A healthy control sample yielded no PCR product, the 17-DMAG cost wild-type allele being too large (~27kb) to be amplified. Sequencing the PCR product revealed a simple deletion of 24720bp (Supplementary Figure 1). This deletion was also detected in three other affected individuals with available DNA samples (Figure 2: individuals II:4, II:7, and II:10 of family 1). Figure 4 Illustration of two possible mechanisms underlying the complex rearrangement detected in patient BEA. (a) In the SRS model,42, 43 the newly synthesized leading strand (C) misaligned with the lagging template strand (B) through inverted short repeats (the … Discussion In this study, we showed for the first time that a significant subset of patients with symptomatic cholestasis/cholelithiasis has underlying ABCB4 deletions.
Partial or complete heterozygous ABCB4 deletions were found in 7% of the patients with LPAC and in ~2% of the patients with CIC. A large family of 12 affected patients with severe LPAC and cholecystectomy (family 1) was notably reported (Table 1; Figure 2). Recent gene dosage methodologies have allowed identification of these ABCB4 deletions. Our observations urge to systematically test the patients with LPAC for the presence of ABCB4 deletions. MLPA, a sensitive, rapid, and cost-effective approach seems particularly adapted to routine diagnosis in molecular genetics. We developed a molecular algorithm tailored to ABCB4 routine analysis that includes ABCB4 gene dosage by MLPA, in case of ABCB4 negative sequencing in patients with suggestive phenotype.

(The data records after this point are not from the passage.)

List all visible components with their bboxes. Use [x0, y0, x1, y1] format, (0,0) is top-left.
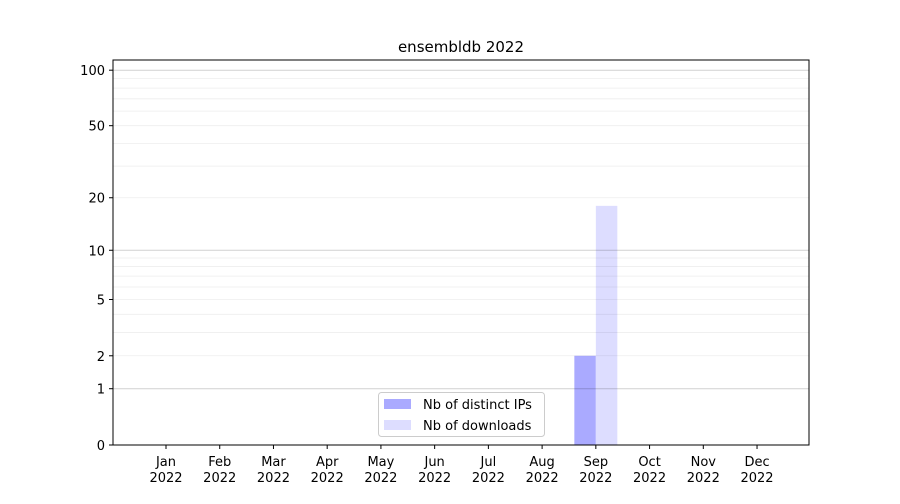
bar-nb-of-downloads-8: [595, 205, 618, 445]
x-tick-label: Aug 2022: [526, 455, 559, 486]
legend: Nb of distinct IPs Nb of downloads: [378, 392, 545, 437]
x-tick-label: Apr 2022: [311, 455, 344, 486]
x-tick-label: Jan 2022: [149, 455, 182, 486]
x-tick-label: Oct 2022: [633, 455, 666, 486]
x-tick-label: Mar 2022: [257, 455, 290, 486]
x-tick-label: Jul 2022: [472, 455, 505, 486]
y-tick-label: 5: [97, 293, 105, 308]
y-tick-label: 2: [97, 350, 105, 365]
x-tick-label: Nov 2022: [687, 455, 720, 486]
x-tick-label: Sep 2022: [579, 455, 612, 486]
legend-swatch: [384, 399, 411, 409]
y-tick-label: 0: [97, 439, 105, 454]
y-tick-label: 20: [88, 192, 105, 207]
bar-nb-of-distinct-ips-8: [574, 355, 596, 445]
x-tick-label: May 2022: [364, 455, 397, 486]
y-tick-label: 10: [88, 244, 105, 259]
y-tick-label: 50: [88, 120, 105, 135]
plot-frame: [112, 59, 810, 446]
legend-label: Nb of distinct IPs: [423, 398, 532, 413]
legend-box: [378, 392, 545, 437]
legend-swatch: [384, 420, 411, 430]
chart-title: ensembldb 2022: [398, 38, 524, 56]
y-tick-label: 100: [80, 64, 105, 79]
legend-label: Nb of downloads: [423, 419, 532, 434]
x-tick-label: Jun 2022: [418, 455, 451, 486]
y-tick-label: 1: [97, 383, 105, 398]
x-tick-label: Feb 2022: [203, 455, 236, 486]
x-tick-label: Dec 2022: [740, 455, 773, 486]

MLPA allows a fast and inexpensive first-line screening for both the partial and complete ABCB4 deletions, complementary to a high-resolution technique such as array-CGH that can be used to characterize larger deletions. Real-time PCR-based gene dosage is useful for deletion’s confirmation, particularly Drug_discovery for the samples with ratio profiles considered as doubtful, that is, between 0.6 and 0.85 (patient ROC; Figure 1). The two intragenic deletion breakpoints were cloned at the nucleotide level and no recurrent breakpoints were found. That no significant sequence similarity was found between the centromeric and telomeric breakpoints of both the deletions, effectively excluded homologous recombination as the underlying mutational mechanisms in both the cases. However, the presence of microhomology in each of the aberrant junctions is consistent with both the microhomology-dependent replication-based recombination (MMRDR) and non-homologous end-joining (NHEJ) mechanisms.